ただ、「旅の重さ」(1972)と同じような田園風景も出てきました。遍路道かどうかは分かりませんが、四国の変わらない姿も見れたように思います。
それにしても、役柄とはいえスーさんは博識ですね。ところどころ、短歌や俳句を引用されています。最初に、ハマちゃんをお遍路に誘うシーンでは、吉井勇先生の「かくばかり 弱きこころを 癒すべき 薬草なきか 土佐の深山に」という短歌を引用していました。また、終盤で奥さんをお遍路に誘うシーンでは、鵜飼政一先生の「百薬に 優る遍路に 出でにけり」を引用しておられます。しかし結局、ハマちゃんは釣りのことしか頭になく「人選を誤ったようだ」とこぼす始末になりますし、奥さんは奥さんでお遍路に一切興味なしでした。
まあ、分かります。こういうのって、なぜか急に思わぬ形で発願するものなのです。かくいう私も、自分がお遍路をするとは、4年くらい前は夢にも思っていませんでしたから。
また、笑福亭仁鶴さんが演じる同業他社の社長曽我さんとのやり取りでは、『秘蔵法鑰』に収められている、弘法大師さまの「生まれ生まれ生まれ、生まれて生の始めに暗く、死に死に死に、死んで死の終りに冥し」という言葉も引用しています。
実はこれらの言葉や句は私もまったく知らなかったものばかりでしたので、今回の映画では少しは勉強させていただきました。
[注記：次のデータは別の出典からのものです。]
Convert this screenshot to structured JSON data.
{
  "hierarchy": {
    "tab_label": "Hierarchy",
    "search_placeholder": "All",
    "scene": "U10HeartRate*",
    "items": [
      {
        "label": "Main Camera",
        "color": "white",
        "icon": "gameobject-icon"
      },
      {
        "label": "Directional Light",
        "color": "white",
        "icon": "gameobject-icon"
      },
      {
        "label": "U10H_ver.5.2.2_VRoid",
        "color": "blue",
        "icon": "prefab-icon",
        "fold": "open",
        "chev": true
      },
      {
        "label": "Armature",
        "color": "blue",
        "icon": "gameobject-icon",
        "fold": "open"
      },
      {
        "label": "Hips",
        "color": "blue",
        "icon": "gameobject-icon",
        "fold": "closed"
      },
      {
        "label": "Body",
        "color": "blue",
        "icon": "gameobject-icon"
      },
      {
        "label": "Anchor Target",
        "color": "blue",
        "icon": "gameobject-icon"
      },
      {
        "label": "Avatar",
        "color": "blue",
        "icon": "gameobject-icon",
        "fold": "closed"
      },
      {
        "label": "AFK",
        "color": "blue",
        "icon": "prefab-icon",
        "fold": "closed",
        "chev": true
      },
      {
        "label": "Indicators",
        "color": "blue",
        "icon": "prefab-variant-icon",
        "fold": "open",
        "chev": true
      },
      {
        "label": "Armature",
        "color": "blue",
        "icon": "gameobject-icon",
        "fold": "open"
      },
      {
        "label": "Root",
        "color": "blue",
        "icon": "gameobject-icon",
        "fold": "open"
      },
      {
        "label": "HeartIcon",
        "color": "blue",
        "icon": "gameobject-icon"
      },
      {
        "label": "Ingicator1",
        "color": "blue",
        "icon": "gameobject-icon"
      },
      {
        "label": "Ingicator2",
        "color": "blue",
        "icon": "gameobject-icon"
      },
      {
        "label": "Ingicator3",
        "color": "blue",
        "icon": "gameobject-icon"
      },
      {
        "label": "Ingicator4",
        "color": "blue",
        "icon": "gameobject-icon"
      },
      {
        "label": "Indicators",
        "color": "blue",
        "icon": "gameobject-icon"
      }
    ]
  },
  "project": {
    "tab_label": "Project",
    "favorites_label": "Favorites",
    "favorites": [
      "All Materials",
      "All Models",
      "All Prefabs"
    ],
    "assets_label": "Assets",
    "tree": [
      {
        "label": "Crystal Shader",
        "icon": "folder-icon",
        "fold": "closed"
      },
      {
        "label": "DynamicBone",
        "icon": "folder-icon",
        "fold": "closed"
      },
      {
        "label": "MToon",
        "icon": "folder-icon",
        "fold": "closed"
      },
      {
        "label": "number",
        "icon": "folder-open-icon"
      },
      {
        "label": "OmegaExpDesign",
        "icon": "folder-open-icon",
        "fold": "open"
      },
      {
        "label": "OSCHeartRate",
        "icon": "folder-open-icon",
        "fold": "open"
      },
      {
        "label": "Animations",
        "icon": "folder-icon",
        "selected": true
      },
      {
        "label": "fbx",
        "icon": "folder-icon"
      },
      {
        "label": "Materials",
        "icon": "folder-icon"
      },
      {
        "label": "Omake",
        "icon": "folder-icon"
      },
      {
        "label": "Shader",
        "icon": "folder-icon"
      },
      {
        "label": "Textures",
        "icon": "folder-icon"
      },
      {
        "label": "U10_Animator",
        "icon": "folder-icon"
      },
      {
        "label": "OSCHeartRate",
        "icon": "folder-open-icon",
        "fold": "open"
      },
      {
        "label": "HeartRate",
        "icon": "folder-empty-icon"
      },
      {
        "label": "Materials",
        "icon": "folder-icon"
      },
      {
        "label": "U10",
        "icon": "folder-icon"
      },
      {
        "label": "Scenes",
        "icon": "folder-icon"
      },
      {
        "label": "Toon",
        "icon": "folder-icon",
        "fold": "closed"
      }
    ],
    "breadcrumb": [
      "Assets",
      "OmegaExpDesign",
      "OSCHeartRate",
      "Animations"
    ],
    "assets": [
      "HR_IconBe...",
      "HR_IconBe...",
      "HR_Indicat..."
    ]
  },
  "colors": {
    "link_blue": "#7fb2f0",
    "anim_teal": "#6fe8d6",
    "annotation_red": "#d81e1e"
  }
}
また、スーさんがハマちゃんにお遍路の意味を説くシーンでは、お遍路の本質をついた言葉を述べています。バックでは、団体さんがやはりご詠歌を唱えておられました。以下に引用します。
お四国というところはね、お遍路の人たちにだけ、お大師さん、つまりだね、空海さんの歩む稼業を認めてくれているところなんですから。そしてね、一度金剛杖を持って札所巡りに出た人たちには、老若男女、仕事や社会的地位の隔てなくだ、まったく平等なお遍路の一人として、御同行という尊敬の念を持って接してくれるというわけなんだよ。
ちなみに団体さんはご詠歌を唱えておられましたが、スーさんは我々?と同じように経本を見てお経を唱えておられました。
しかし、スーさんの持っている鈴は、本当にベルのような鈴でした。私は不勉強で、金剛杖を購入した際にもともと付いていた鈴をそのままずっと使っていましたが、四国八十八ヶ所霊場会のホームページ*2によると、持鈴の説明があります。どうやら、スーさんの持っている鈴の方が正解のようです。これは、確か「むすめ巡礼 流れの花」(1956)や「旅の重さ」(1972)でも使っていたように思います。早速、次回のお遍路からは持鈴を持っていきたいと思います。
ということで、お遍路関連の映画としては、ある程度学ぶところはあったように思います。次回、お遍路で各お寺を巡った際には、納経所の方にこの映画のことも聞いてみたいと思います。
最後に
映画としては、完全な娯楽映画でした。「釣りバカ日誌」ファンのみなさまや、釣り好きの方にお勧めでしょうか。個人的には、ハマちゃんのキャラクターがあまり好きになれなかったので、それほどいい映画であるとは思いませんでした。おそらく、私が二度と見ることはないと思います。ただ、三國連太郎さんの渋さや高島礼子さんの魅力など、見所はたくさんあったと思います。